Яростно смахиваю слезы. Не буду я рыдать, еще чего.

– Можно? – Дверь открывается, сестра вкатывает тележку. – Хотите позавтракать?

– Спасибо, – хрипло отзываюсь я, сажусь, а она взбивает подушки и подкладывает их мне под спину.

Съедаю только тост с чаем, чтобы не морить ребенка голодом. Потом изучаю свое отражение в зеркальце на крышке пудреницы. Боже, ну и страшила. Все лицо в остатках вчерашнего макияжа, волосы закурчавились от дождя. А капельница «от обезвоживания» кожу так и не освежила.

Я похожа на брошенную жену.

Смотрю в зеркало, и мне становится горько. Вот, значит, как это бывает. Выходишь замуж, думаешь, что у тебя все замечательно, а оказывается, все это время муж крутил роман на стороне и теперь уходит к другой женщине, красотке с рыжими патлами. Надо было предвидеть это с самого начала. Напрасно я успокоилась.

Этому человеку я отдала лучшие годы своей жизни, а он нашел себе игрушку поновее и отделался от меня.

Ну положим, отдала я ему всего полтора года. К тому же Венеция старше меня. Но это ничего не меняет.

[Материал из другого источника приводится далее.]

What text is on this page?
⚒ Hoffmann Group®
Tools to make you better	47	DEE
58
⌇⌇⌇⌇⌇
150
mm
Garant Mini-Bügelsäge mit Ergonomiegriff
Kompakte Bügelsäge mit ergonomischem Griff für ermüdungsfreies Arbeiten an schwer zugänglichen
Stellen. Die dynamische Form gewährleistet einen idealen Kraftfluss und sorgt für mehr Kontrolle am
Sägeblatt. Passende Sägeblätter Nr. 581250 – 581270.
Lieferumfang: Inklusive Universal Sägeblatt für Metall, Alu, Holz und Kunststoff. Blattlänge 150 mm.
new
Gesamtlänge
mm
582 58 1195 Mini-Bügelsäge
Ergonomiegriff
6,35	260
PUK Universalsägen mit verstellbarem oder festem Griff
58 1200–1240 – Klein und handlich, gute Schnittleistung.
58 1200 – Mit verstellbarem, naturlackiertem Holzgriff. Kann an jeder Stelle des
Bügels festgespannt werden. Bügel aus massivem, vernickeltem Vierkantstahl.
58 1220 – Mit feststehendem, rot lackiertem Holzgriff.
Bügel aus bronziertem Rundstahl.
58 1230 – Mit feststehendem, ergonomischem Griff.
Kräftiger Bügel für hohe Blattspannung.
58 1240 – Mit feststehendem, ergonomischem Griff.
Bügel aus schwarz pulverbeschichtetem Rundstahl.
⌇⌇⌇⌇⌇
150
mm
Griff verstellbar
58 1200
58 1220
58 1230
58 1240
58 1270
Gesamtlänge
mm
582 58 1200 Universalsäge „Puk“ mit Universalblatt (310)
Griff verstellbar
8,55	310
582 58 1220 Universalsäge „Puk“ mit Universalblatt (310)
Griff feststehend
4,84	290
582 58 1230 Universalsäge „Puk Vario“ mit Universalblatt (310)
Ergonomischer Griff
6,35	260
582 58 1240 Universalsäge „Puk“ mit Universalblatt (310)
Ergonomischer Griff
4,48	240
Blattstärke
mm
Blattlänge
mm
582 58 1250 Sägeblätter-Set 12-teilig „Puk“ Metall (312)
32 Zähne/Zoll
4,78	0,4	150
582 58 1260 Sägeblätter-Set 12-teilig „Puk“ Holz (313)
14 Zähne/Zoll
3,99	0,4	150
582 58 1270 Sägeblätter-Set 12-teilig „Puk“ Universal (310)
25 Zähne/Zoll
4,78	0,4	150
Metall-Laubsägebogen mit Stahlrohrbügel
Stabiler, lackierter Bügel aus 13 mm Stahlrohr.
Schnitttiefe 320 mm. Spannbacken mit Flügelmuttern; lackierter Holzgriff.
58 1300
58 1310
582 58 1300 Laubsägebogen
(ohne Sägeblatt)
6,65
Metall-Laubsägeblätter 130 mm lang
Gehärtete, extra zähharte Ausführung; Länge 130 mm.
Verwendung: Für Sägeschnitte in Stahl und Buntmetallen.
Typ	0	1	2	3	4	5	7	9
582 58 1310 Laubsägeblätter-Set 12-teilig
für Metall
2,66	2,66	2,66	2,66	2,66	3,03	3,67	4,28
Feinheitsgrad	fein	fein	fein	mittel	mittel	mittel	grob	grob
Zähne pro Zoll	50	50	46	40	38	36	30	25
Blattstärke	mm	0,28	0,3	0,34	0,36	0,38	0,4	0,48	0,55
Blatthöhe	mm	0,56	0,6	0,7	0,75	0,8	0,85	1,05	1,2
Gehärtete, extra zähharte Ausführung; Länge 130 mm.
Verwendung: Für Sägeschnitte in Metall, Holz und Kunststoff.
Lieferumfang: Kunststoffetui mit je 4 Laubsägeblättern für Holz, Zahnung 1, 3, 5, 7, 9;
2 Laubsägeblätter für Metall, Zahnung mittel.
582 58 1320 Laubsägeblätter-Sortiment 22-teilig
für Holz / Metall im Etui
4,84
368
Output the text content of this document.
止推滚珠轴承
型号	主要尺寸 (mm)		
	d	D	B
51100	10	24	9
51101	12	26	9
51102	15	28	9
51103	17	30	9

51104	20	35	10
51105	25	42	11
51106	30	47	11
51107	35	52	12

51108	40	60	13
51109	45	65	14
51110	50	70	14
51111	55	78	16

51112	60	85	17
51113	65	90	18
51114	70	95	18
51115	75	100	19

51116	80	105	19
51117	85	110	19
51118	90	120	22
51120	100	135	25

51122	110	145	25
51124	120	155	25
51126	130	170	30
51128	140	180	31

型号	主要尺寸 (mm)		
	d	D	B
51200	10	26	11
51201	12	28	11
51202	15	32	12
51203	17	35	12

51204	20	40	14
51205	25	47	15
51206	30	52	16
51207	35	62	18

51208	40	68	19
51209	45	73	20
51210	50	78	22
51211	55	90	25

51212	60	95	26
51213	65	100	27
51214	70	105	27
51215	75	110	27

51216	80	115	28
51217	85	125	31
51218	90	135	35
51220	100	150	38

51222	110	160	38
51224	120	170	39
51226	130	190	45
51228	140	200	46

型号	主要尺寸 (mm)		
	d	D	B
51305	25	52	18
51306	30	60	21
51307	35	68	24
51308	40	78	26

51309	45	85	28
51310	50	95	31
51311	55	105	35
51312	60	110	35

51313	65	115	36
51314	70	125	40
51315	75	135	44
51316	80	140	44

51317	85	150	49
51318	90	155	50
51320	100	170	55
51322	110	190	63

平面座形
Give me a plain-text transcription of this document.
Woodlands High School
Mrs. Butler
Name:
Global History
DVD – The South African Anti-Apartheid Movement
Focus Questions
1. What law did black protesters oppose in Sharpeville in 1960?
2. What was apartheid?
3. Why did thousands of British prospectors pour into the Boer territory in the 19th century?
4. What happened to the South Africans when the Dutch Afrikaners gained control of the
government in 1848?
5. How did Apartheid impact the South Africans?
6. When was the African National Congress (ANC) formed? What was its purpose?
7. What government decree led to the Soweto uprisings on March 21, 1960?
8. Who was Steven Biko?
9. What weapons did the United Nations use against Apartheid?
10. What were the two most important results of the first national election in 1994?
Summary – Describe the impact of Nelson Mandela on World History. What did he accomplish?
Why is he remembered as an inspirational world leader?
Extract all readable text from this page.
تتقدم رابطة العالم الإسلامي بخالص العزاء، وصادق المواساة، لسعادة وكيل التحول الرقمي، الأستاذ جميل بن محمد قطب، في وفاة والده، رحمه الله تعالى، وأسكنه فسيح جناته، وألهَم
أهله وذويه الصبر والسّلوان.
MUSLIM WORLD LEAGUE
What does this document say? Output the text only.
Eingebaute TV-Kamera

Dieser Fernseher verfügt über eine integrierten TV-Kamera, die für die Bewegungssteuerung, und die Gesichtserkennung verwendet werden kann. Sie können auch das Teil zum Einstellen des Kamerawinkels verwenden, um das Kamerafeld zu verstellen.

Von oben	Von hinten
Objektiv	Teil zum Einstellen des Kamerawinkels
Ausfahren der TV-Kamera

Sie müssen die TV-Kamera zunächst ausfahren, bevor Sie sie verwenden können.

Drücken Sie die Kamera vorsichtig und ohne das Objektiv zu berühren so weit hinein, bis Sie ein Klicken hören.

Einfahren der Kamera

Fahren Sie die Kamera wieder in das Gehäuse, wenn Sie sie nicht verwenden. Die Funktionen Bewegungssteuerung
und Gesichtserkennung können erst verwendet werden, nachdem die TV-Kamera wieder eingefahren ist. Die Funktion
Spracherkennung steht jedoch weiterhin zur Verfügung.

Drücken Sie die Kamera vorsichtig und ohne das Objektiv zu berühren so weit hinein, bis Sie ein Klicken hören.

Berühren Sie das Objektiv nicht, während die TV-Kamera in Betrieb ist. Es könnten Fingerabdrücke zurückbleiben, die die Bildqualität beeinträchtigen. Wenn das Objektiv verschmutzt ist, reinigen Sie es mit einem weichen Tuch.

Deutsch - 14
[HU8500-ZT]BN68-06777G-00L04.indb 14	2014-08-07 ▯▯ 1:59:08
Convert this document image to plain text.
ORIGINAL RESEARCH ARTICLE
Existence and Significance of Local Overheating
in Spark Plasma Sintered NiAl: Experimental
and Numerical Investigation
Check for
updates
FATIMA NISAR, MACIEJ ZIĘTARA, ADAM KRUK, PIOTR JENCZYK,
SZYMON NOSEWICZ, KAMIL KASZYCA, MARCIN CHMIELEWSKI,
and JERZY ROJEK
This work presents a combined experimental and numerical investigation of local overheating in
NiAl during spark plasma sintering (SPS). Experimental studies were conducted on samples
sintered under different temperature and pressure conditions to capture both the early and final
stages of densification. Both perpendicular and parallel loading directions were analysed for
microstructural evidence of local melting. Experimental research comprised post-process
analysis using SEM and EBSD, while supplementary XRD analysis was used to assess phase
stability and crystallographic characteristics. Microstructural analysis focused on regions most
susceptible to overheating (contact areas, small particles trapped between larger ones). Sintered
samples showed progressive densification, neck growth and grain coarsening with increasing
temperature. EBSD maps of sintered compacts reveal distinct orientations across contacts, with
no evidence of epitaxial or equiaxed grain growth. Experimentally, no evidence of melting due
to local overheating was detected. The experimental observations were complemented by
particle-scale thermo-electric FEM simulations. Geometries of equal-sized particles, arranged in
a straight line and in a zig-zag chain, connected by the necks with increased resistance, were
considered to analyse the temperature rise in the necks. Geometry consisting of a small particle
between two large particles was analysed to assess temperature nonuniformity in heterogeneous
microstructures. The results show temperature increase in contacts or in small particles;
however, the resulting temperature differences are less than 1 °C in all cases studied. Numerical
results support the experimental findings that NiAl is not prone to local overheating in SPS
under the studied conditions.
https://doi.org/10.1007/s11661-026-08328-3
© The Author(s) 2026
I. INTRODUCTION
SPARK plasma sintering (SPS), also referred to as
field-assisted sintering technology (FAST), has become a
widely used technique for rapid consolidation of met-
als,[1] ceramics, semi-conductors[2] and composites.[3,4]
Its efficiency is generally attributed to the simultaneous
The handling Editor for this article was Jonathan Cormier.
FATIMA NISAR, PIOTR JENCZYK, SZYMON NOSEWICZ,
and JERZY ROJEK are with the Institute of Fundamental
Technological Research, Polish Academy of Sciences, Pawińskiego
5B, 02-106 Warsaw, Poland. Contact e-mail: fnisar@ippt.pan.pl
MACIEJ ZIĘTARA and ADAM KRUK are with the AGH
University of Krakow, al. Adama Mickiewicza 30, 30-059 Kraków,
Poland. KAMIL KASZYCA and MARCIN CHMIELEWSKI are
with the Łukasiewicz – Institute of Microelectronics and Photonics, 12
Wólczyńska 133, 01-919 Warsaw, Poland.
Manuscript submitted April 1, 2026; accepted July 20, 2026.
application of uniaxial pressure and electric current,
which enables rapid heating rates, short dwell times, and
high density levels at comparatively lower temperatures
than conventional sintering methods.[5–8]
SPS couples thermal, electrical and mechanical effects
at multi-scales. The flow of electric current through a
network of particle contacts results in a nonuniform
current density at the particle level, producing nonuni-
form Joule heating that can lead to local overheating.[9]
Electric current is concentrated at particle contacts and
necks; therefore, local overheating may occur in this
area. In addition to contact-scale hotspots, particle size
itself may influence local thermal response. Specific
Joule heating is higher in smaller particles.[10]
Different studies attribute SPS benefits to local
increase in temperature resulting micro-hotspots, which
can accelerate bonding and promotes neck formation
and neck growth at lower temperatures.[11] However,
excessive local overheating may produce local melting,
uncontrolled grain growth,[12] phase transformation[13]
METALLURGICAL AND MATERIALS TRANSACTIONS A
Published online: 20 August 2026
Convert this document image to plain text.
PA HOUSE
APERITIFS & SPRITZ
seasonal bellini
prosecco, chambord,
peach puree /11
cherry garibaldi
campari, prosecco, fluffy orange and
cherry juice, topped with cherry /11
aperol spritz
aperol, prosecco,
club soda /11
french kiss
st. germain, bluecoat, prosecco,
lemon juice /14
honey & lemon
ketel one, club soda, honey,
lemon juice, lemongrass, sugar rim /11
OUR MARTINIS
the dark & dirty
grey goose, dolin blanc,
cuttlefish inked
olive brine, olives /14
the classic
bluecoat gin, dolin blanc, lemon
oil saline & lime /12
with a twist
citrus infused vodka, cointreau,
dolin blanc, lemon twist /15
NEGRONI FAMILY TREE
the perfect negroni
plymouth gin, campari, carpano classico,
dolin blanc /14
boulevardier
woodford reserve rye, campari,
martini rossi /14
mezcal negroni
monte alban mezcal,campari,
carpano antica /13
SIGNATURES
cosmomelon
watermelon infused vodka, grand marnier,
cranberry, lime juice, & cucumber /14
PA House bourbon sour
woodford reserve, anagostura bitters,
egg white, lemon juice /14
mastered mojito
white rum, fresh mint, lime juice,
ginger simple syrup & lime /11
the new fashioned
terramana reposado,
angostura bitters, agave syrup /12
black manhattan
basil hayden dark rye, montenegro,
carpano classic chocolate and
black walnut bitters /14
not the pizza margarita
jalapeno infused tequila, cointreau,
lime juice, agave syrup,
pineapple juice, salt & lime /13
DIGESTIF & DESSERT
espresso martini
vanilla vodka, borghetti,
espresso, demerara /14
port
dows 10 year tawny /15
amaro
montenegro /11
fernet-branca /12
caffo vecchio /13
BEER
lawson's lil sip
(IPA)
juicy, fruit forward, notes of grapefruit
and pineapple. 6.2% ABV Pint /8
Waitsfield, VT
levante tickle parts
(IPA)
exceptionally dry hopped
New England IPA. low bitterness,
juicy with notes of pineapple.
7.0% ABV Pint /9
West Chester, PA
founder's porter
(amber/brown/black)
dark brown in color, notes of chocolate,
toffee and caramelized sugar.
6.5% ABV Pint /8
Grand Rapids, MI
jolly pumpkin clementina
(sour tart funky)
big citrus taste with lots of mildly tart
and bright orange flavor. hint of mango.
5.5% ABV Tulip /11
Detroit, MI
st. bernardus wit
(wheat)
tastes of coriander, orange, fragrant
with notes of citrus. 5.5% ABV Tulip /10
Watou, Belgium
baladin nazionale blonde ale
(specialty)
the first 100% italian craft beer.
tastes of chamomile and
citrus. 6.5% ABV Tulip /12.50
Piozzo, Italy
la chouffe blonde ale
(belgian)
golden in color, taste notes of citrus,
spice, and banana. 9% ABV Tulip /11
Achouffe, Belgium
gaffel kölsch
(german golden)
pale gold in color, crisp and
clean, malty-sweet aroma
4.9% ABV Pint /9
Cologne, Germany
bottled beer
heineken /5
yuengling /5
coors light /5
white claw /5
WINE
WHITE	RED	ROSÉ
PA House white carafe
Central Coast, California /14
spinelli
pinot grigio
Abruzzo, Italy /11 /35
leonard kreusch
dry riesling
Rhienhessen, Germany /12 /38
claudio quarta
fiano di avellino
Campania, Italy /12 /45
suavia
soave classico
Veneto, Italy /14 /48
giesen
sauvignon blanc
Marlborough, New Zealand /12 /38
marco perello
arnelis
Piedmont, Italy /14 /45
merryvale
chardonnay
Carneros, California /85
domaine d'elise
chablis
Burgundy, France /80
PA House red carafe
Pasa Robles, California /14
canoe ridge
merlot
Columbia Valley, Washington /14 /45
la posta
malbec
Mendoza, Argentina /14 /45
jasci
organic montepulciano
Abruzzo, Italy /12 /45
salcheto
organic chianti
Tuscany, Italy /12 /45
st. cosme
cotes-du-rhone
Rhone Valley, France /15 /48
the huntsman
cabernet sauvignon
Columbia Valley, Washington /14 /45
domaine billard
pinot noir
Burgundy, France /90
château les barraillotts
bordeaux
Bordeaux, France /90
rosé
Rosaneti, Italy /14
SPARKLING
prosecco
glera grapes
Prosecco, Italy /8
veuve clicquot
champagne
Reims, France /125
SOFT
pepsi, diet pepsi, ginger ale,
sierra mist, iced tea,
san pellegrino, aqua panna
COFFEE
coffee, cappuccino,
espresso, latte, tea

У двери опять шаги, я застываю. В палату осторожно заглядывает Люк. Сразу замечаю, что под глазами у него тени, а на щеке свежий порез.

Отлично. Так ему и надо.

– Проснулась! – говорит он. – Как себя чувствуешь?

Киваю, стиснув зубы. Ни за что не обрадую его, виду не подам, что мне плохо. Буду хранить достоинство, даже ценой односложных ответов.

– Выглядишь получше. – Он садится на кровать. – Я так беспокоился за тебя.

А у меня в ушах снова звучит холодный, уверенный голос Венеции: «Люк просто играет, чтобы не расстраивать тебя». Встречаюсь с ним взглядом, надеюсь, что он хоть чем-нибудь выдаст себя, ищу трещинку в его непроницаемой маске. Но Люк – непревзойденный актер. Вошедший в образ любящего мужа у постели больной жены.

Я всегда знала, что Люк – мастер пиара и рекламы. Это его стихия. Благодаря ей он заработал миллионы. Но я никогда не думала, что он настолько талантлив. И способен быть таким… двуличным.

– Бекки, – он вглядывается в мое лицо, – все хорошо?

– Нет. Вовсе нет! – В наступившей тишине я собираюсь с силами. – Люк, я все знаю.

– Знаешь? – Тон Люка не изменился, а взгляд разом стал настороженным. – Что ты знаешь?

– Только не надо притворяться, ладно? – Я сглатываю. – Венеция мне все рассказала. Она объяснила, что происходит.

– Она тебе рассказала? – Люк вскакивает, на лице написан ужас. – Она не имела права…

Он умолкает и отворачивается. А я слышу глухой стук у меня внутри. Все вдруг начинает нестерпимо ныть: голова, глаза, руки, ноги.

Я и не думала, что с таким отчаянием цеплялась за последнюю соломинку надежды. Ждала, что Люк обнимет меня, скажет, что все это неправда, и признается мне в любви. Но соломинку унесло. Все кончено.